With the increasing use of cloud computing, more and more companies are switching to Office 365 to use their cloud-based features for communication, collaboration, and productivity.
However, migration systems can create frustration when managing new and old platforms. Employees may feel frustrated if they are suddenly asked to switch email systems, and you need to make sure your data is safe during transport. Besides, migrants can take a few weeks to several months.
There are several options to consider when migrating to Office 365. This article outlines the different types of Office 365 migration so you can decide which one is best for your business.
When faced with the choice of Office 365 migration types, ask yourself a question or two, for example:
- How much time do you need to migrate?
- How big is your migration budget?
- What data do you need for the migration?
- Which version of Exchange Server are you using?
Here are four major migration types to consider:
1. Staged Migration
Staged migration for office 365 moves everything in batches. It moves all resource mailboxes and active users from Exchange 2003 or 2007 to Exchange Online. It is an effective method for medium-sized companies that are using on-premises Microsoft Exchange 2003 or 2007.
A staged migration moves mailboxes in batches over a pre-set period. It involves using the Directory Synchronization tool, which duplicates your accounts from the on-premises Active Directory database. By the end of the process, all mailboxes will be housed in Office 365.
During this migration, Office 365 users still can send and receive emails into the original mailboxes migrated over yet. But the other resources such as Calendar and delegates will not be accessible.
2. Cut-Over Migration
A cut-over migration is an instant transition from an on-premises Exchange system to Office 365. All resources are migrated immediately, including mailboxes, contacts, and distribution groups. This migration does not allow the selection of the specific objects to transit, and once the move is made, the users will have an Office 365 account.
This migration method is suitable for companies using Exchange 2003, 2007, 2010, or 2013 and has less than 2,000 mailboxes. For companies with less than 150 users, Microsoft recommends cut-over migration as it takes less time to migrate so many accounts. However, the Outlook profile of users after migration needs configuration to connect to office 365.
3. Hybrid Migration
The Hybrid migration allows integration of Office 365 with on-premises Exchange servers and existing directory services, allowing synchronizing and managing user accounts.

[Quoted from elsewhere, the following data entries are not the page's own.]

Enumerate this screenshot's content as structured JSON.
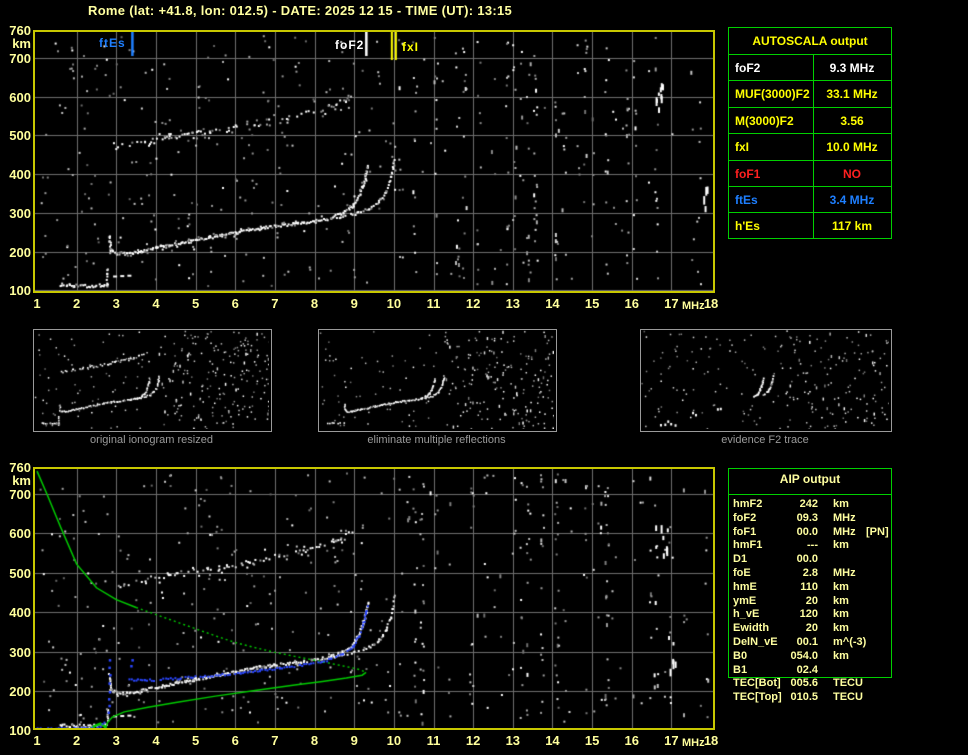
{
  "title": "Rome (lat: +41.8, lon: 012.5) - DATE: 2025 12 15 - TIME (UT): 13:15",
  "colors": {
    "pale_yellow": "#ffffa0",
    "tick_yellow": "#ffff9c",
    "bright_yellow": "#ffff00",
    "plot_border": "#c8c800",
    "grid": "#6f6f6f",
    "table_green": "#00d000",
    "profile_green": "#00cc00",
    "trace_blue": "#2a46ff",
    "marker_blue": "#1e7fff",
    "white": "#ffffff",
    "red": "#ff2020",
    "caption_gray": "#9a9a9a"
  },
  "axes": {
    "x_ticks": [
      "1",
      "2",
      "3",
      "4",
      "5",
      "6",
      "7",
      "8",
      "9",
      "10",
      "11",
      "12",
      "13",
      "14",
      "15",
      "16",
      "17",
      "18"
    ],
    "x_unit": "MHz",
    "y_ticks": [
      "700",
      "600",
      "500",
      "400",
      "300",
      "200",
      "100"
    ],
    "y_top_label": "760",
    "y_unit": "km",
    "x_range_mhz": [
      1,
      18
    ],
    "y_range_km": [
      80,
      760
    ]
  },
  "top_plot": {
    "markers": [
      {
        "label": "ftEs",
        "freq_mhz": 3.4,
        "color": "#1e7fff",
        "style": "single"
      },
      {
        "label": "foF2",
        "freq_mhz": 9.3,
        "color": "#ffffff",
        "style": "single"
      },
      {
        "label": "fxI",
        "freq_mhz": 10.0,
        "color": "#ffff00",
        "style": "double"
      }
    ]
  },
  "ionogram_traces": {
    "e": [
      [
        1.55,
        117
      ],
      [
        1.9,
        114
      ],
      [
        2.3,
        113
      ],
      [
        2.6,
        115
      ],
      [
        2.72,
        117
      ]
    ],
    "e_spike": [
      [
        2.75,
        100
      ],
      [
        2.75,
        158
      ]
    ],
    "es_dashes": [
      [
        2.92,
        138
      ],
      [
        3.1,
        139
      ],
      [
        3.28,
        140
      ]
    ],
    "f_o": [
      [
        2.8,
        243
      ],
      [
        2.84,
        206
      ],
      [
        3.0,
        197
      ],
      [
        3.25,
        196
      ],
      [
        3.6,
        203
      ],
      [
        4.0,
        212
      ],
      [
        4.5,
        222
      ],
      [
        5.0,
        232
      ],
      [
        5.5,
        241
      ],
      [
        6.0,
        251
      ],
      [
        6.5,
        261
      ],
      [
        7.0,
        268
      ],
      [
        7.5,
        274
      ],
      [
        8.0,
        281
      ],
      [
        8.4,
        290
      ],
      [
        8.7,
        302
      ],
      [
        8.95,
        320
      ],
      [
        9.1,
        345
      ],
      [
        9.2,
        372
      ],
      [
        9.28,
        400
      ],
      [
        9.32,
        425
      ]
    ],
    "f_x": [
      [
        8.3,
        286
      ],
      [
        8.7,
        293
      ],
      [
        9.05,
        301
      ],
      [
        9.35,
        313
      ],
      [
        9.6,
        331
      ],
      [
        9.78,
        356
      ],
      [
        9.9,
        388
      ],
      [
        9.96,
        418
      ],
      [
        9.99,
        442
      ]
    ],
    "f2hop": [
      [
        2.9,
        468
      ],
      [
        3.3,
        476
      ],
      [
        3.8,
        486
      ],
      [
        4.3,
        496
      ],
      [
        4.8,
        504
      ],
      [
        5.3,
        511
      ],
      [
        5.8,
        519
      ],
      [
        6.3,
        528
      ],
      [
        6.8,
        538
      ],
      [
        7.3,
        549
      ],
      [
        7.8,
        560
      ],
      [
        8.2,
        572
      ],
      [
        8.5,
        583
      ],
      [
        8.75,
        595
      ],
      [
        8.9,
        604
      ]
    ]
  },
  "bottom_overlays": {
    "green_upper_solid": [
      [
        1.0,
        758
      ],
      [
        1.25,
        700
      ],
      [
        1.6,
        615
      ],
      [
        2.0,
        522
      ],
      [
        2.5,
        462
      ],
      [
        3.0,
        432
      ],
      [
        3.5,
        412
      ]
    ],
    "green_upper_dotted": [
      [
        3.5,
        412
      ],
      [
        4.0,
        394
      ],
      [
        4.5,
        376
      ],
      [
        5.0,
        358
      ],
      [
        5.5,
        340
      ],
      [
        6.0,
        323
      ],
      [
        6.5,
        310
      ],
      [
        7.0,
        298
      ],
      [
        7.5,
        288
      ],
      [
        8.0,
        278
      ],
      [
        8.5,
        268
      ],
      [
        8.9,
        260
      ],
      [
        9.15,
        254
      ],
      [
        9.3,
        247
      ]
    ],
    "green_lower_solid": [
      [
        9.3,
        247
      ],
      [
        9.2,
        240
      ],
      [
        8.8,
        233
      ],
      [
        8.2,
        224
      ],
      [
        7.5,
        215
      ],
      [
        6.5,
        201
      ],
      [
        5.5,
        187
      ],
      [
        4.5,
        171
      ],
      [
        3.8,
        159
      ],
      [
        3.2,
        147
      ],
      [
        2.9,
        134
      ],
      [
        2.78,
        120
      ],
      [
        2.72,
        104
      ]
    ],
    "green_e_layer": [
      [
        2.3,
        100
      ],
      [
        2.45,
        111
      ],
      [
        2.6,
        117
      ],
      [
        2.7,
        111
      ],
      [
        2.76,
        101
      ]
    ],
    "blue_e": [
      [
        1.0,
        107
      ],
      [
        2.5,
        107
      ]
    ],
    "blue_e_rise": [
      [
        2.52,
        109
      ],
      [
        2.68,
        124
      ]
    ],
    "blue_spike_dots": [
      [
        2.78,
        148
      ],
      [
        2.8,
        165
      ],
      [
        2.79,
        182
      ],
      [
        2.81,
        200
      ],
      [
        2.8,
        222
      ],
      [
        2.82,
        243
      ],
      [
        2.8,
        262
      ],
      [
        2.81,
        281
      ]
    ],
    "blue_extra_dots": [
      [
        3.35,
        266
      ],
      [
        3.38,
        281
      ]
    ],
    "blue_f": [
      [
        3.3,
        231
      ],
      [
        3.7,
        229
      ],
      [
        4.1,
        231
      ],
      [
        4.6,
        235
      ],
      [
        5.1,
        239
      ],
      [
        5.6,
        243
      ],
      [
        6.1,
        248
      ],
      [
        6.6,
        254
      ],
      [
        7.1,
        260
      ],
      [
        7.6,
        267
      ],
      [
        8.0,
        273
      ],
      [
        8.4,
        283
      ],
      [
        8.7,
        297
      ],
      [
        8.95,
        316
      ],
      [
        9.1,
        341
      ],
      [
        9.2,
        369
      ],
      [
        9.27,
        397
      ],
      [
        9.31,
        419
      ]
    ]
  },
  "panels": {
    "captions": [
      "original ionogram resized",
      "eliminate multiple reflections",
      "evidence F2 trace"
    ]
  },
  "autoscala": {
    "title": "AUTOSCALA output",
    "rows": [
      {
        "label": "foF2",
        "value": "9.3 MHz",
        "color": "#ffffff"
      },
      {
        "label": "MUF(3000)F2",
        "value": "33.1 MHz",
        "color": "#ffff00"
      },
      {
        "label": "M(3000)F2",
        "value": "3.56",
        "color": "#ffff00"
      },
      {
        "label": "fxI",
        "value": "10.0 MHz",
        "color": "#ffff00"
      },
      {
        "label": "foF1",
        "value": "NO",
        "color": "#ff2020"
      },
      {
        "label": "ftEs",
        "value": "3.4 MHz",
        "color": "#1e7fff"
      },
      {
        "label": "h'Es",
        "value": "117   km",
        "color": "#ffff00"
      }
    ]
  },
  "aip": {
    "title": "AIP output",
    "rows": [
      {
        "l": "hmF2",
        "v": "242",
        "u": "km",
        "e": ""
      },
      {
        "l": "foF2",
        "v": "09.3",
        "u": "MHz",
        "e": ""
      },
      {
        "l": "foF1",
        "v": "00.0",
        "u": "MHz",
        "e": "[PN]"
      },
      {
        "l": "hmF1",
        "v": "---",
        "u": "km",
        "e": ""
      },
      {
        "l": "D1",
        "v": "00.0",
        "u": "",
        "e": ""
      },
      {
        "l": "foE",
        "v": "2.8",
        "u": "MHz",
        "e": ""
      },
      {
        "l": "hmE",
        "v": "110",
        "u": "km",
        "e": ""
      },
      {
        "l": "ymE",
        "v": "20",
        "u": "km",
        "e": ""
      },
      {
        "l": "h_vE",
        "v": "120",
        "u": "km",
        "e": ""
      },
      {
        "l": "Ewidth",
        "v": "20",
        "u": "km",
        "e": ""
      },
      {
        "l": "DelN_vE",
        "v": "00.1",
        "u": "m^(-3)",
        "e": ""
      },
      {
        "l": "B0",
        "v": "054.0",
        "u": "km",
        "e": ""
      },
      {
        "l": "B1",
        "v": "02.4",
        "u": "",
        "e": ""
      },
      {
        "l": "TEC[Bot]",
        "v": "005.6",
        "u": "TECU",
        "e": ""
      },
      {
        "l": "TEC[Top]",
        "v": "010.5",
        "u": "TECU",
        "e": ""
      }
    ]
  }
}
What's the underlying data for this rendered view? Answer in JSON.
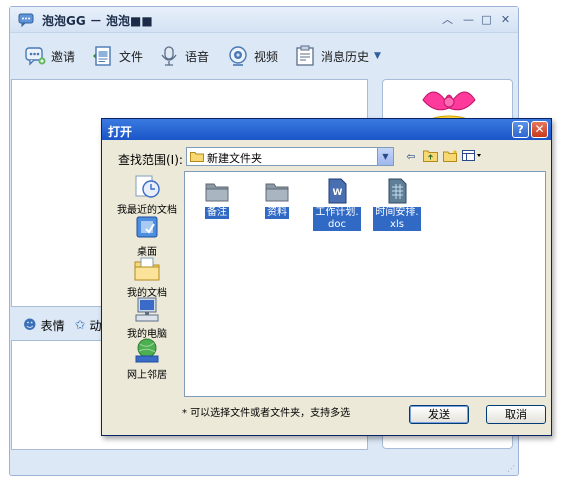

This migration procedure enables to move of mailboxes in and out of Exchange online. It let to choose the mailboxes required to migrate and select which mailboxes to keep on-premises. Moreover, it is easy to synchronize passwords and assign a single sign-on to the team to log on to both environments. Hybrid migration works for more than 2000 mailboxes, and it is necessary to have at least one one-premise Exchange 2013 server to enable hybrid development.
4. IMAP Migration
The previously mentioned three Office Migration types only depend on Exchange. An IMAP migration is used to transit users from an email system that supports IMAP (Internet Message Access Protocol). This migration method fetches information from source mailboxes and saves it in Office 365. The limitation of this migration is that it doesn’t transition anything other than email. For other information such as Calendar, Contacts, and tasks, the user must migrate them manually. IMAP migration works for 50,000 mailboxes, and after the migration is completed, any new email sent to the previous mailbox will be migrated.